L’inflation est alors une sorte de friction dans les rouages capitalistes, c’est anecdotique.
Par contre, à partir de 1914, l’inflation s’installe durablement dans le capitalisme, c’est une norme.
Voici un graphique présentant l’inflation aux États-Unis. Avant 1914, l’inflation était en rapport direct avec les cycles capitalistes et apparaissait massivement de manière épisodique. Avec la première crise générale du capitalisme, l’inflation s’installe par contre.
Le tableau suivant présente l’inflation au Royaume-Uni et aux États-Unis, pour les 19e et 20e siècles. On voit très clairement comment le capitalisme se développe au 19e siècle sans inflation, et au 20e siècle avec elle.

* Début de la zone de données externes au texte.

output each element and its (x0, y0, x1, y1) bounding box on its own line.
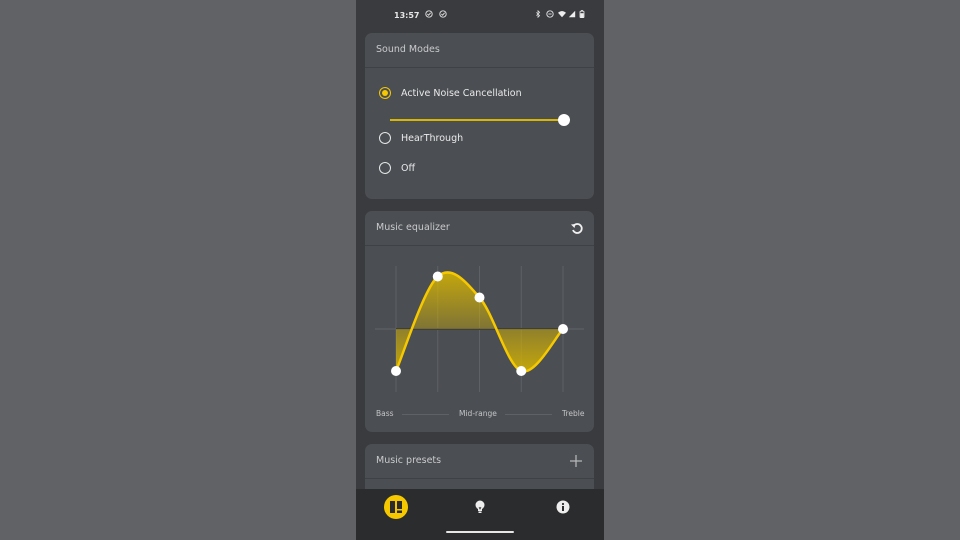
equalizer-chart[interactable] (365, 246, 594, 406)
radio-hearthrough[interactable]: HearThrough (379, 130, 463, 146)
anc-level-slider[interactable] (390, 114, 570, 126)
check-circle-icon (439, 10, 447, 18)
bluetooth-icon (536, 10, 541, 18)
slider-track (390, 119, 566, 121)
home-indicator-area (356, 525, 604, 540)
axis-divider (505, 414, 552, 415)
sound-modes-title: Sound Modes (376, 44, 440, 55)
equalizer-title: Music equalizer (376, 222, 450, 233)
info-icon (556, 500, 570, 514)
axis-label-mid: Mid-range (459, 409, 497, 418)
equalizer-header: Music equalizer (365, 211, 594, 246)
signal-icon (568, 10, 576, 18)
battery-icon (579, 10, 585, 18)
presets-header: Music presets (365, 444, 594, 479)
radio-label: Active Noise Cancellation (401, 87, 522, 99)
slider-thumb[interactable] (558, 114, 570, 126)
phone-screen: 13:57 Sound Modes Active Noise Cancellat… (356, 0, 604, 540)
radio-anc[interactable]: Active Noise Cancellation (379, 85, 522, 101)
axis-label-bass: Bass (376, 409, 394, 418)
radio-label: Off (401, 162, 416, 174)
do-not-disturb-icon (546, 10, 554, 18)
plus-icon[interactable] (570, 455, 582, 467)
radio-button[interactable] (379, 162, 391, 174)
status-time: 13:57 (394, 11, 420, 20)
reset-icon[interactable] (570, 221, 584, 235)
radio-button-selected[interactable] (379, 87, 391, 99)
equalizer-axis: Bass Mid-range Treble (365, 407, 594, 421)
eq-band-handle-4[interactable] (516, 366, 527, 376)
sound-modes-card: Sound Modes Active Noise Cancellation He… (365, 33, 594, 199)
eq-band-handle-3[interactable] (474, 292, 485, 303)
dashboard-icon (390, 501, 402, 513)
nav-tips[interactable] (468, 495, 492, 519)
eq-band-handle-5[interactable] (558, 324, 568, 334)
nav-dashboard[interactable] (384, 495, 408, 519)
status-bar: 13:57 (356, 0, 604, 30)
radio-button[interactable] (379, 132, 391, 144)
bottom-nav (356, 489, 604, 525)
sound-modes-header: Sound Modes (365, 33, 594, 68)
axis-divider (402, 414, 449, 415)
radio-label: HearThrough (401, 132, 464, 144)
wifi-icon (558, 11, 566, 18)
home-indicator[interactable] (446, 531, 514, 533)
eq-band-handle-2[interactable] (432, 271, 443, 282)
equalizer-card: Music equalizer Bass Mid-range Treble (365, 211, 594, 432)
check-circle-icon (425, 10, 433, 18)
axis-label-treble: Treble (562, 409, 585, 418)
eq-band-handle-1[interactable] (391, 366, 401, 376)
lightbulb-icon (475, 500, 485, 513)
presets-title: Music presets (376, 455, 442, 466)
radio-off[interactable]: Off (379, 160, 415, 176)
nav-info[interactable] (551, 495, 575, 519)
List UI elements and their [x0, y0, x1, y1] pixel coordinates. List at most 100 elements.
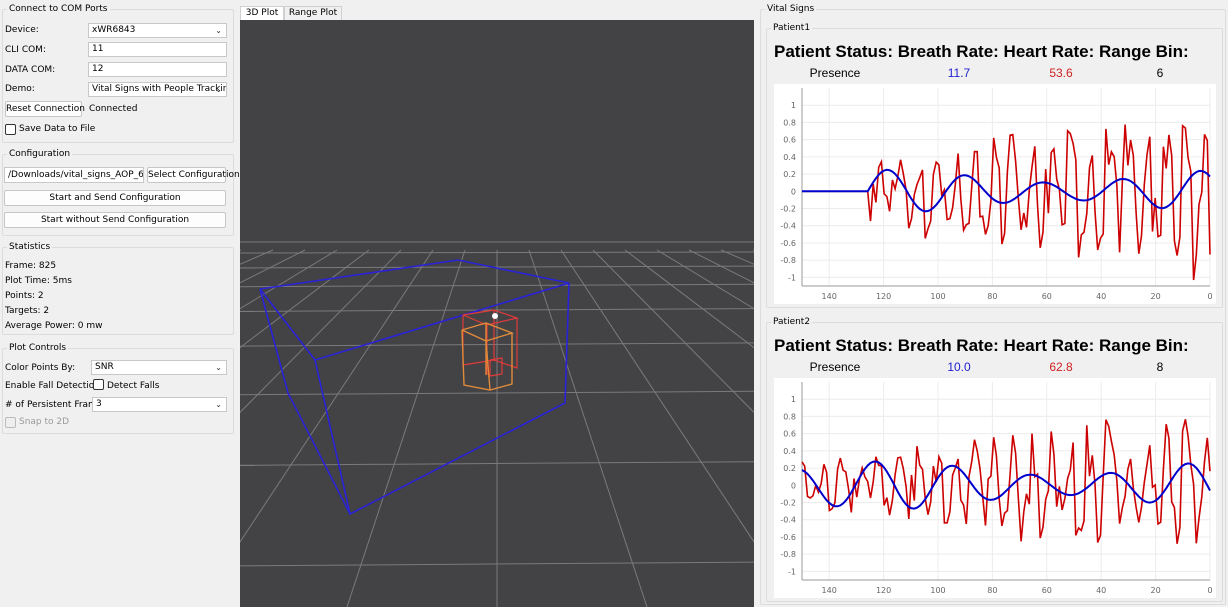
- frame-stat: Frame: 825: [5, 261, 57, 271]
- plot-time-stat: Plot Time: 5ms: [5, 276, 72, 286]
- y-tick-label: -0.2: [780, 499, 796, 508]
- grid-line: [240, 249, 434, 543]
- y-tick-label: -0.2: [780, 205, 796, 214]
- y-tick-label: 0.2: [783, 464, 796, 473]
- grid-line: [240, 249, 274, 265]
- data-com-label: DATA COM:: [5, 65, 56, 75]
- connection-status: Connected: [89, 104, 138, 114]
- patient1-chart[interactable]: 1 0.8 0.6 0.4 0.2 0 -0.2 -0.4 -0.6 -0.8 -1 140 120 10…: [774, 84, 1216, 304]
- cli-com-input[interactable]: 11: [88, 42, 227, 57]
- grid-line: [240, 249, 338, 310]
- data-com-input[interactable]: 12: [88, 62, 227, 77]
- tab-3d-plot[interactable]: 3D Plot: [240, 6, 284, 20]
- y-tick-label: 0.6: [783, 430, 796, 439]
- demo-select[interactable]: Vital Signs with People Tracking ⌄: [88, 82, 227, 97]
- reset-connection-button[interactable]: Reset Connection: [5, 101, 85, 117]
- x-tick-label: 40: [1096, 292, 1106, 301]
- color-points-value: SNR: [95, 362, 114, 372]
- x-tick-label: 140: [822, 586, 837, 595]
- floor-grid: [240, 241, 754, 607]
- configuration-title: Configuration: [7, 149, 73, 159]
- patient1-status-header: Patient Status: Breath Rate: Heart Rate:…: [774, 42, 1189, 61]
- patient2-status: Presence: [809, 360, 861, 374]
- com-ports-title: Connect to COM Ports: [7, 4, 110, 14]
- x-tick-label: 60: [1042, 586, 1052, 595]
- patient1-title: Patient1: [771, 23, 813, 33]
- patient1-status: Presence: [809, 66, 861, 80]
- snap-2d-label: Snap to 2D: [19, 417, 70, 427]
- target-box-red: [462, 309, 520, 377]
- grid-line: [720, 249, 754, 265]
- grid-line: [592, 249, 754, 414]
- save-data-checkbox[interactable]: [5, 124, 16, 135]
- device-label: Device:: [5, 25, 39, 35]
- x-tick-label: 0: [1207, 586, 1212, 595]
- x-tick-label: 100: [930, 292, 945, 301]
- y-tick-label: -1: [788, 567, 796, 576]
- patient2-status-header: Patient Status: Breath Rate: Heart Rate:…: [774, 336, 1189, 355]
- chevron-down-icon: ⌄: [215, 85, 222, 94]
- x-tick-label: 0: [1207, 292, 1212, 301]
- y-tick-label: 0.2: [783, 170, 796, 179]
- y-tick-label: -0.8: [780, 550, 796, 559]
- grid-line: [656, 249, 754, 310]
- chevron-down-icon: ⌄: [215, 26, 222, 35]
- grid-line: [560, 249, 754, 543]
- color-points-label: Color Points By:: [5, 363, 76, 373]
- target-point: [492, 313, 498, 319]
- y-tick-label: 0.6: [783, 136, 796, 145]
- patient2-chart[interactable]: 1 0.8 0.6 0.4 0.2 0 -0.2 -0.4 -0.6 -0.8 -1 140 120 10…: [774, 378, 1216, 598]
- chevron-down-icon: ⌄: [215, 363, 222, 372]
- grid-line: [346, 249, 466, 607]
- device-select[interactable]: xWR6843 ⌄: [88, 23, 227, 38]
- y-tick-label: 0.4: [783, 447, 796, 456]
- y-tick-label: 0: [791, 481, 796, 490]
- patient2-title: Patient2: [771, 317, 813, 327]
- patient2-breath-rate: 10.0: [947, 360, 971, 374]
- y-tick-label: 0.8: [783, 118, 796, 127]
- x-tick-label: 20: [1151, 292, 1161, 301]
- y-tick-label: -1: [788, 273, 796, 282]
- grid-line: [240, 249, 370, 349]
- grid-line: [240, 249, 306, 284]
- patient1-range-bin: 6: [1156, 66, 1164, 80]
- snap-2d-checkbox[interactable]: [5, 417, 16, 428]
- patient2-range-bin: 8: [1156, 360, 1164, 374]
- grid-line: [240, 249, 242, 251]
- y-tick-label: -0.6: [780, 533, 796, 542]
- detect-falls-label: Detect Falls: [107, 381, 160, 391]
- persistent-frames-select[interactable]: 3 ⌄: [92, 397, 227, 412]
- demo-value: Vital Signs with People Tracking: [92, 84, 227, 94]
- series-line-0: [801, 419, 1211, 544]
- start-send-configuration-button[interactable]: Start and Send Configuration: [4, 190, 226, 206]
- fall-detection-label: Enable Fall Detection: [5, 381, 100, 391]
- device-value: xWR6843: [92, 25, 136, 35]
- y-tick-label: -0.4: [780, 222, 796, 231]
- color-points-select[interactable]: SNR ⌄: [91, 360, 227, 375]
- y-tick-label: 1: [791, 395, 796, 404]
- targets-stat: Targets: 2: [5, 306, 50, 316]
- config-path-input[interactable]: /Downloads/vital_signs_AOP_6m.cfg: [4, 167, 144, 183]
- detect-falls-checkbox[interactable]: [93, 379, 104, 390]
- x-tick-label: 120: [876, 292, 891, 301]
- boundary-box-blue: [259, 259, 570, 516]
- x-tick-label: 80: [987, 586, 997, 595]
- select-configuration-button[interactable]: Select Configuration: [147, 167, 240, 183]
- average-power-stat: Average Power: 0 mw: [5, 321, 103, 331]
- y-tick-label: -0.8: [780, 256, 796, 265]
- x-tick-label: 60: [1042, 292, 1052, 301]
- persistent-frames-value: 3: [96, 399, 102, 409]
- y-tick-label: -0.6: [780, 239, 796, 248]
- points-stat: Points: 2: [5, 291, 44, 301]
- x-tick-label: 40: [1096, 586, 1106, 595]
- x-tick-label: 100: [930, 586, 945, 595]
- plot-3d-viewport[interactable]: [240, 20, 754, 607]
- y-tick-label: 0.8: [783, 412, 796, 421]
- plot-controls-title: Plot Controls: [7, 343, 69, 353]
- start-without-configuration-button[interactable]: Start without Send Configuration: [4, 212, 226, 228]
- y-tick-label: 1: [791, 101, 796, 110]
- tab-range-plot[interactable]: Range Plot: [284, 6, 342, 20]
- patient1-heart-rate: 53.6: [1049, 66, 1073, 80]
- grid-line: [688, 249, 754, 284]
- vital-signs-title: Vital Signs: [765, 4, 817, 14]
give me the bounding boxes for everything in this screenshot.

En conséquence, l’inflation moderne, systématisée dans le capitalisme, est autre chose qu’une simple « hausse des prix », elle diffère de ce dont Karl Marx parlait ; en même temps, ce phénomène ne peut qu’être le prolongement de la réalité du capital lui-même, que Karl Marx a parfaitement expliqué.
Il ne faut pas chercher l’inflation comme « nouveau » phénomène en soi. On doit comprendre l’inflation à partir de ce qui est présenté dans Le capital de Karl Marx. Une fois cela fait, on pourra vérifier en comparant avec ce que Karl Marx dit au sujet de l’inflation à son époque, et qu’il ramène à la hausse des prix.
Et il est une chose qu’on remarque tout de suite. L’inflation qui se systématise va de pair avec l’expansion massive des forces productives. Voici le PIB français. Quand on sait que l’inflation s’installe systématiquement au 20e siècle, notamment à partir de 1945, alors le rapport est évident.
C’est tellement vrai que même aux États-Unis, la superpuissance dominante dans la seconde moitié du 20e siècle, l’indice des prix à la consommation témoigne d’une hausse ininterrompue.
Ainsi, l’inflation s’établit parallèlement à l’expansion des moyens de production. C’est là qu’est la première clef.